Casual streetwear origins

Casual streetwear origins

Streetwear is a style of fashion rooted in the Californian surf culture and hip hop music. Although having existed for the past 25+ years, it's only in last decade that streetwear has cemented itself as a retail force in the fashion world. In 2018, the Supreme brand sold its stake at $1 billion - a shocking ROI for a company mostly known for selling hoodies and t-shirts.

But how did a somewhat disruptive movement followed by surfers and hip hop heads end up influencing the whole of the fashion industry?

The evolution of streetwear is a reflection of its dynamic and changeable history, which makes it hard to pinpoint its exact definition. Looking back in time, we can get an idea of how and where it all started to what it's become more recently.
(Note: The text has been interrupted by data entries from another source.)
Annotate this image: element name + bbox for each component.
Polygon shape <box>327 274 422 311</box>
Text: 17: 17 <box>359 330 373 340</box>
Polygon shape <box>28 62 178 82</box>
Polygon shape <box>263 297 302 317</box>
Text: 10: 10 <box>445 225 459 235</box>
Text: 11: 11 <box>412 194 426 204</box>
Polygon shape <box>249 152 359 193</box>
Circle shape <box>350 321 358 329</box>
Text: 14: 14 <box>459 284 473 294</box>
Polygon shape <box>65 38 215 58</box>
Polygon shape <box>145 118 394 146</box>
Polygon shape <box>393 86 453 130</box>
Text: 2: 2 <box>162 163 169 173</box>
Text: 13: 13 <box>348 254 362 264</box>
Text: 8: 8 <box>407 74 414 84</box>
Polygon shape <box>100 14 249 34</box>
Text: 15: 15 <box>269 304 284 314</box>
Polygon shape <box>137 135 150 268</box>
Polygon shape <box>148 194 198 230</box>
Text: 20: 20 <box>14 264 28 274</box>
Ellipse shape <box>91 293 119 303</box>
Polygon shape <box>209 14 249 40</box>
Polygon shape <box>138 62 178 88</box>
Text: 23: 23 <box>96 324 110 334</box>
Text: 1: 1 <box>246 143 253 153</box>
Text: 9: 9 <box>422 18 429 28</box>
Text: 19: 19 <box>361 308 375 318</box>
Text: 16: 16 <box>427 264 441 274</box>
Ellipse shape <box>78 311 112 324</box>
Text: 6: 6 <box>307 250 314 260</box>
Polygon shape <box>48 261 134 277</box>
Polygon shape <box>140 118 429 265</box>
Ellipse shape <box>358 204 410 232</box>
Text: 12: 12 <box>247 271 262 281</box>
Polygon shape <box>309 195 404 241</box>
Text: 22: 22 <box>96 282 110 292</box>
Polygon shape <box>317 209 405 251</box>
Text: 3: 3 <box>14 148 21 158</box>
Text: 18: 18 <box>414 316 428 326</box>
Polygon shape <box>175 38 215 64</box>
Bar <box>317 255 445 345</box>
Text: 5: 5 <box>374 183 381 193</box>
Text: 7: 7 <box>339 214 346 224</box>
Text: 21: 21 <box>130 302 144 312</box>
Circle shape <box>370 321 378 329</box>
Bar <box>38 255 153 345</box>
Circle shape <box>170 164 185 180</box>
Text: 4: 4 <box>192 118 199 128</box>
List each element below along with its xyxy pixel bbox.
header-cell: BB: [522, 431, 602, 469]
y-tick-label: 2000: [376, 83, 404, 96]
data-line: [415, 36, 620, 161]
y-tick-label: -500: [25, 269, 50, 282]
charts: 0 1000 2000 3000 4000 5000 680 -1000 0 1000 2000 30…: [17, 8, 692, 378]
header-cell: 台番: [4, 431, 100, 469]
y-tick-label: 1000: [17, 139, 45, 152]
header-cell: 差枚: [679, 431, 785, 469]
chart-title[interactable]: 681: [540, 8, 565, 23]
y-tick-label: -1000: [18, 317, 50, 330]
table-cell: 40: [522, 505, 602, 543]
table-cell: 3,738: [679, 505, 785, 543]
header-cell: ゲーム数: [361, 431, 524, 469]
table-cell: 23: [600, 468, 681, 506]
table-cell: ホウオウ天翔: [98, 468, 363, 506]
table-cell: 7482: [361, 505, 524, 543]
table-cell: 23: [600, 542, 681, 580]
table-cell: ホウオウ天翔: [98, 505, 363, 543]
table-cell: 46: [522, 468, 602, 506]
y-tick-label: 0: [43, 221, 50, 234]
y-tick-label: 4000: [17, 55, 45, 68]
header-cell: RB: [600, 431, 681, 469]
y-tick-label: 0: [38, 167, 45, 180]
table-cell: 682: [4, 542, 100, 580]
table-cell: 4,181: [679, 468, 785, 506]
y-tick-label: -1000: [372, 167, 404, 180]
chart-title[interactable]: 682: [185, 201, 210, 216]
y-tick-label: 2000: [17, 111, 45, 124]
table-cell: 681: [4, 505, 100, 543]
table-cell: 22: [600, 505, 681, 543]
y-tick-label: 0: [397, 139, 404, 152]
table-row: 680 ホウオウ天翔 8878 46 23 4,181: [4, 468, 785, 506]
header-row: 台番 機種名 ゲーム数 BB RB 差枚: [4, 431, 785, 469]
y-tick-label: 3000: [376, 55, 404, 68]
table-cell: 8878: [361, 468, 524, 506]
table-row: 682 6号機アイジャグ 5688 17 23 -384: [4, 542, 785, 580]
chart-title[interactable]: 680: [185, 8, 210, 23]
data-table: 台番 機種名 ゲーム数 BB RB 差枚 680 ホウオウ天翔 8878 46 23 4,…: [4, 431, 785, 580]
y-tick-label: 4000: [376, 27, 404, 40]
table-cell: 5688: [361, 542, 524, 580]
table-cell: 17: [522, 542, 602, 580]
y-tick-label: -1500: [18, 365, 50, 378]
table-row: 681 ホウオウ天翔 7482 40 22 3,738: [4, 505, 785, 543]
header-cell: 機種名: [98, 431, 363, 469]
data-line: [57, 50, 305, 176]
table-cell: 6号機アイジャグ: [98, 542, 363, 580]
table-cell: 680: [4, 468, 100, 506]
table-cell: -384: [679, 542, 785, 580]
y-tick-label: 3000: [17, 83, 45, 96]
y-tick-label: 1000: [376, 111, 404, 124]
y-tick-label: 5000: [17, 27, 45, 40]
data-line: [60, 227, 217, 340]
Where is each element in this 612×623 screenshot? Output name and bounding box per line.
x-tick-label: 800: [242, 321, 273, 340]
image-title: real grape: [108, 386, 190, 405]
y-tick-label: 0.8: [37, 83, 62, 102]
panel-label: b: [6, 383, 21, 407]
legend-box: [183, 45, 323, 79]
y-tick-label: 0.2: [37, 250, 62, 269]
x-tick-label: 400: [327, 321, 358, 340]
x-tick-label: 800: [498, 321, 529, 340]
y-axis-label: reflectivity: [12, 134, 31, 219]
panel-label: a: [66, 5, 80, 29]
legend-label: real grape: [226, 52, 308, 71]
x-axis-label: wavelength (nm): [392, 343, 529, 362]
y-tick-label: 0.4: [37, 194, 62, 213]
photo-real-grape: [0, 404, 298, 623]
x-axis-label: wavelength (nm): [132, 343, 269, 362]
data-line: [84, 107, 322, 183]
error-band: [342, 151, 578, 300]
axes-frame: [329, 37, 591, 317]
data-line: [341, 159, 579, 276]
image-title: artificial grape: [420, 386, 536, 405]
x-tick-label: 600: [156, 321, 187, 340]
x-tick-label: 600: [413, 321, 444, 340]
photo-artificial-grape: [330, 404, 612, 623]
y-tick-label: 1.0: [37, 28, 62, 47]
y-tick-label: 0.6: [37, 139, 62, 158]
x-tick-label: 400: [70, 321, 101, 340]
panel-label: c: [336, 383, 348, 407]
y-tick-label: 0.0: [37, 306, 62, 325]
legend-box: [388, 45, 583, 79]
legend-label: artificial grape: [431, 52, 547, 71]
Since culture and lifestyle evolve over time, geographical location becomes a major factor. The Bay area or New York’s understanding of streetwear is totally different from Paris. Amsterdam, London, Melbourne, Tokyo and Berlin all have their unique history as well.

Style-icons are not the same today as they were 20 years ago. As Virgil Abloh is a pioneer in the streetwear scene today, LL Cool J was in the 90s and Dapper Dan was number one in the 80s. Clothes across the spectrum are getting more casual and drawing inspiration from sports - driving the popularity of items such as sneakers and sweatshirts. Hip-hop has grown from a subculture into the dominant musical form globally, surpassing rock.

The Bronx was infested with gang-culture, police brutality, violence, inequality and poverty in the 70s. From fights and riots, a new cultural movement towards peace and freedom started to emerge, which led to the birth of hip-hop. Where the people earlier used physical violence as an outlet for their anger – they now battled through music, street art and dancing.

The diverse population in the Bronx back then – Latino, Indian and Afro-American, added to a rich mix of culture, making youth proud of their ethnicity and background. It was about youth expressing themselves, being free and liberated from the masses that controlled the system. This movement supported a certain style - the B-boy look. B- boys were break-dancers and their style was characterized by Lee-jeans, tank tops or polo’s and Kangol-hats together with fat-laced Puma sneakers. The main aim was to break the rules and norms of fashion, just like they did with hip-hop music.

Streetwear was not about having money; but rather about rising above the social injustice of the time and showing pride and integrity in who you were as an individual expressed in fashion style. In the 80s, streetwear began to merge with sportswear like Adidas, Nike and Reebok. High fashion came into the picture together with Harlem bootlegger Daniel “Dapper Dan” Day. He redefined luxury designs for the streets by using the pattern and logos of high fashion brands like Gucci, Louis Vuitton and Fendi and putting them on leather tracksuits, baseball caps and bomber jackets. With clients like Run DMC and Salt-N-Peppa, he paved the way for hip-hop and street culture. In 1992, Dan was forced to close down his shop and go underground after being sued by several luxury brands.

More than two decades later, Louis Vuitton and Kith are initiating collaborations with Supreme. Dapper Dan is partnering up with Gucci, despite being sued by the luxury brands for using their logo seventeen years ago - they are now united as one.

Supreme currently makes some of the best streetwear clothes at the moment. Though still looked at as a niche - its signatures - logo on clothes like hoodies and tees, ties to hip-hop, and a shared sense of culture - line up neatly with those wider shifts in the way younger generations of shoppers live and dress today.